Because Service Rifle rules only allow A2 configurations. AFIK.

Jonathan Doe
05-06-2011, 8:08 PM
Don't buy an Umarex M4 type rifles. Buy a OLL with a dedicated 22LR 20" A2 upper and shoot at 50 yards. It will be a good practice for you. If you become good with it, you will pick up high power very quick. If you want a serious 22LR upper with the top quality, Compass Lake Engineering makes those 22LR uppers with Krieger or Douglas premiun barrels. They run about $1,100 though.

popeye4
05-06-2011, 9:24 PM
As one post mentioned, the 10/22 with the Tech Sights (http://www.tech-sights.com/) is a good way to start. Cheap to set up, cheap to shoot, no recoil, you can shoot at short ranges, and you get used to the sight picture. CMP also has some (relatively) inexpensive air rifles (http://www.thecmp.org/airrifles.htm) and you can shoot these in a hallway (if the family agrees). Of course, if money is no object, you can get the Creedmoor Sports AiR-15 (http://www.creedmoorsports.com/store/product.php?productid=889516&cat=558&page=1). It costs more than a fully dressed AR-15 service rifle, but for the shooter who has everything.....

If you want to get into highpower, going the AR route is probably the best choice. You can get a "ready to compete" rifle for about $1500 (http://www.northerncompetition.com/Northern%20Competition%202011.pdf). If you want to shoot the CMP Garand matches, you'll need an as-issued Garand (no NM mods or glass bedding) and you can get that from CMP. I'd get one anyways, because they aren't going to have them forever.

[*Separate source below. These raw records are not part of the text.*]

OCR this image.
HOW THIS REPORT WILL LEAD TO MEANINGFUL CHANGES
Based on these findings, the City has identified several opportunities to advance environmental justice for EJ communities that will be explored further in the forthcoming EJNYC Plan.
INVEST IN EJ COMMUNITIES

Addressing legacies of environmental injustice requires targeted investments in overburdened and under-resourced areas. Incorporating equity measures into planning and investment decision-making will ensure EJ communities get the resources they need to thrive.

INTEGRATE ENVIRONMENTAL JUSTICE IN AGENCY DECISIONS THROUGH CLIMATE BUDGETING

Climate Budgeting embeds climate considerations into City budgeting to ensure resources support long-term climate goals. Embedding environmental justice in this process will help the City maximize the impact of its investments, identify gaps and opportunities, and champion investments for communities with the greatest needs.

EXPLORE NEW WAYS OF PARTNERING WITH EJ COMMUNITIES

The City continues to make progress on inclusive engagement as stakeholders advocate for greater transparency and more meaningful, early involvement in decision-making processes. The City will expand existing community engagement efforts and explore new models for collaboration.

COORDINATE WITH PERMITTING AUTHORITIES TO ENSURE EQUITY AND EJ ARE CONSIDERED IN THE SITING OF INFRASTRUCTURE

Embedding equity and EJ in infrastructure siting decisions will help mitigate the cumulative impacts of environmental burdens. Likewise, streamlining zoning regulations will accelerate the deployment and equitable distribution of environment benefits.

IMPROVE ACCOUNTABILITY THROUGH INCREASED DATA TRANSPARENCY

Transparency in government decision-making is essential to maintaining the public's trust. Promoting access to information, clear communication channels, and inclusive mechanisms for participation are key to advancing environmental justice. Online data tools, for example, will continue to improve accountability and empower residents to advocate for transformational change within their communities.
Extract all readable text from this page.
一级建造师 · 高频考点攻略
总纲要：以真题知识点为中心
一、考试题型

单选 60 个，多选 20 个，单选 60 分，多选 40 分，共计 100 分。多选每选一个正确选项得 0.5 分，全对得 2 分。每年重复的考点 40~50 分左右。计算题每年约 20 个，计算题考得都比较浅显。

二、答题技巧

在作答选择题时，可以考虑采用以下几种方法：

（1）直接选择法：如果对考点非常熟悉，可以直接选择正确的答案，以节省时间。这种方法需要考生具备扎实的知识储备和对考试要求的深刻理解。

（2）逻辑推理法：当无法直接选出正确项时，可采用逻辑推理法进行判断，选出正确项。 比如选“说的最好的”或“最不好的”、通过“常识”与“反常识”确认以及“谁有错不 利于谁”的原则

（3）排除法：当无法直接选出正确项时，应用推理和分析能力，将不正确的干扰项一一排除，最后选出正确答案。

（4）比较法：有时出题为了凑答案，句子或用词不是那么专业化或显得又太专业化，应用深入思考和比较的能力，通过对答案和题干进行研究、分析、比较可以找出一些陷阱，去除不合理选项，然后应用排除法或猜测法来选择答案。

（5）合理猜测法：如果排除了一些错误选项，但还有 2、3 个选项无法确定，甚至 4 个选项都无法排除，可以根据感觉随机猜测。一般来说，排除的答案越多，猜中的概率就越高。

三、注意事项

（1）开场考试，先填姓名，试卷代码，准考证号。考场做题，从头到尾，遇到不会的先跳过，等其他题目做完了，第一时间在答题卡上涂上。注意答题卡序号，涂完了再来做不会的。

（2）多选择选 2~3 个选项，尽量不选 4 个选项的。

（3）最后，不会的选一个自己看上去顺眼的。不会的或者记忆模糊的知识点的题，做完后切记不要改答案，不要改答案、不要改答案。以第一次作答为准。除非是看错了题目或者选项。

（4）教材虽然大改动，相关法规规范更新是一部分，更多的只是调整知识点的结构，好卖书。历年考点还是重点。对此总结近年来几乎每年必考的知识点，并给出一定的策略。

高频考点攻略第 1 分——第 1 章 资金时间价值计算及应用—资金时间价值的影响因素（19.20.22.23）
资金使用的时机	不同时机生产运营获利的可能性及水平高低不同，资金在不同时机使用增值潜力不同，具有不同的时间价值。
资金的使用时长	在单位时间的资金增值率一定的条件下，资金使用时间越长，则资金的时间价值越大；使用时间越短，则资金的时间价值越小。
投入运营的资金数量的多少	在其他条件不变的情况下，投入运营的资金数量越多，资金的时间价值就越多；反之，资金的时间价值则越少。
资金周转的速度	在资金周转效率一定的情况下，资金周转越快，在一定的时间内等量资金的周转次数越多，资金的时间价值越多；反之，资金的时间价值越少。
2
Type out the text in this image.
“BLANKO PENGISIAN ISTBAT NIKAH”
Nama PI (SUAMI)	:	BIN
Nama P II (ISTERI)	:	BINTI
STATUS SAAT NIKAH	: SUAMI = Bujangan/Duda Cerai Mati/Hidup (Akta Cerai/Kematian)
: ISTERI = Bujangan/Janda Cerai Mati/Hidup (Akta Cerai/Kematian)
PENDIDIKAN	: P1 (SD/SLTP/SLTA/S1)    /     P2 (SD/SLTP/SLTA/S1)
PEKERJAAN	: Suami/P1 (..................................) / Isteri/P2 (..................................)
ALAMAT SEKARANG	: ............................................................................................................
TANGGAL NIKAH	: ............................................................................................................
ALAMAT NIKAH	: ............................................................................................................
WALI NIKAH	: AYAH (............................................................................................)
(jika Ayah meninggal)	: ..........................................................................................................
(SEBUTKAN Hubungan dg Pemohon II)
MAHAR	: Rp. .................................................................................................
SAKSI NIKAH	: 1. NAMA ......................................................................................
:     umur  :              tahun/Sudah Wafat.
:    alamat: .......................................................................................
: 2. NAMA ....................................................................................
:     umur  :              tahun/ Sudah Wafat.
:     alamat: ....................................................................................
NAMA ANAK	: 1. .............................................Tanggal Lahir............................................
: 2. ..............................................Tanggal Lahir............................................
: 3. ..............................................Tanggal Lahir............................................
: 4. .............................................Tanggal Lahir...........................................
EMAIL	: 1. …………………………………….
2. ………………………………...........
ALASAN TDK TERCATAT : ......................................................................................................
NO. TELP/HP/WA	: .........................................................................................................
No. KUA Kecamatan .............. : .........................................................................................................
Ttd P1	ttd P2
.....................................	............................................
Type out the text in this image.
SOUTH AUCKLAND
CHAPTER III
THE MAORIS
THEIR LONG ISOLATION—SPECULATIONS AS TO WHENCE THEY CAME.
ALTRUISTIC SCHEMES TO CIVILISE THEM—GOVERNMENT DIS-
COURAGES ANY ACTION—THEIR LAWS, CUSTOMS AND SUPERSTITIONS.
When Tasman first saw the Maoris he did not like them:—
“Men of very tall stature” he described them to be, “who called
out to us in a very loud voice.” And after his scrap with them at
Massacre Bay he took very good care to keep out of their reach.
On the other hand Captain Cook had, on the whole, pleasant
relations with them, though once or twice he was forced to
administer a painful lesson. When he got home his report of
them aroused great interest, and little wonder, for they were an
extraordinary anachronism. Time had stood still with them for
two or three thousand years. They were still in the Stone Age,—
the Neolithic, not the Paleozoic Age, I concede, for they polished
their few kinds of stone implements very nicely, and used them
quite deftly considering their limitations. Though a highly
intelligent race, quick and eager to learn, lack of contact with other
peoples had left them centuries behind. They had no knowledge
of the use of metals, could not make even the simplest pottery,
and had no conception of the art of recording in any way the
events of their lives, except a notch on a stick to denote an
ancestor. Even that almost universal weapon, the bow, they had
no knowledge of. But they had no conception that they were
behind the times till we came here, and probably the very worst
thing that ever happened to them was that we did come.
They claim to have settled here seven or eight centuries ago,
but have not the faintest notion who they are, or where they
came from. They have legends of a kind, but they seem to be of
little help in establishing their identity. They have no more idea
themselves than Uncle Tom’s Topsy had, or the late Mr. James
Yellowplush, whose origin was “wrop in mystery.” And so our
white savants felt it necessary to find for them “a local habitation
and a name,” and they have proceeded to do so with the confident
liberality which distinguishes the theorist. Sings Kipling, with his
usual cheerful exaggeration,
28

Highpower is a lot of fun. You can go on the CMP web page and find an affiliated club in your area, most have "new shooter" days and are quite happy to bring new blood into the game. Most experienced shooters are more than happy to help you out if you ask.

762.DEFENSE
05-06-2011, 9:31 PM
Go with an AR-22. Cheap ammo, practically the exact M4 you'll be using, and all you have to do is switch the upper and you can shoot .223/556 as much as your heart desires!

orchard
05-06-2011, 10:12 PM
Thanks for all the help.
I had plenty of black rifle shooting in the Army with M16.

I like the old school, and hope to someday put one in the x at 1000 yards.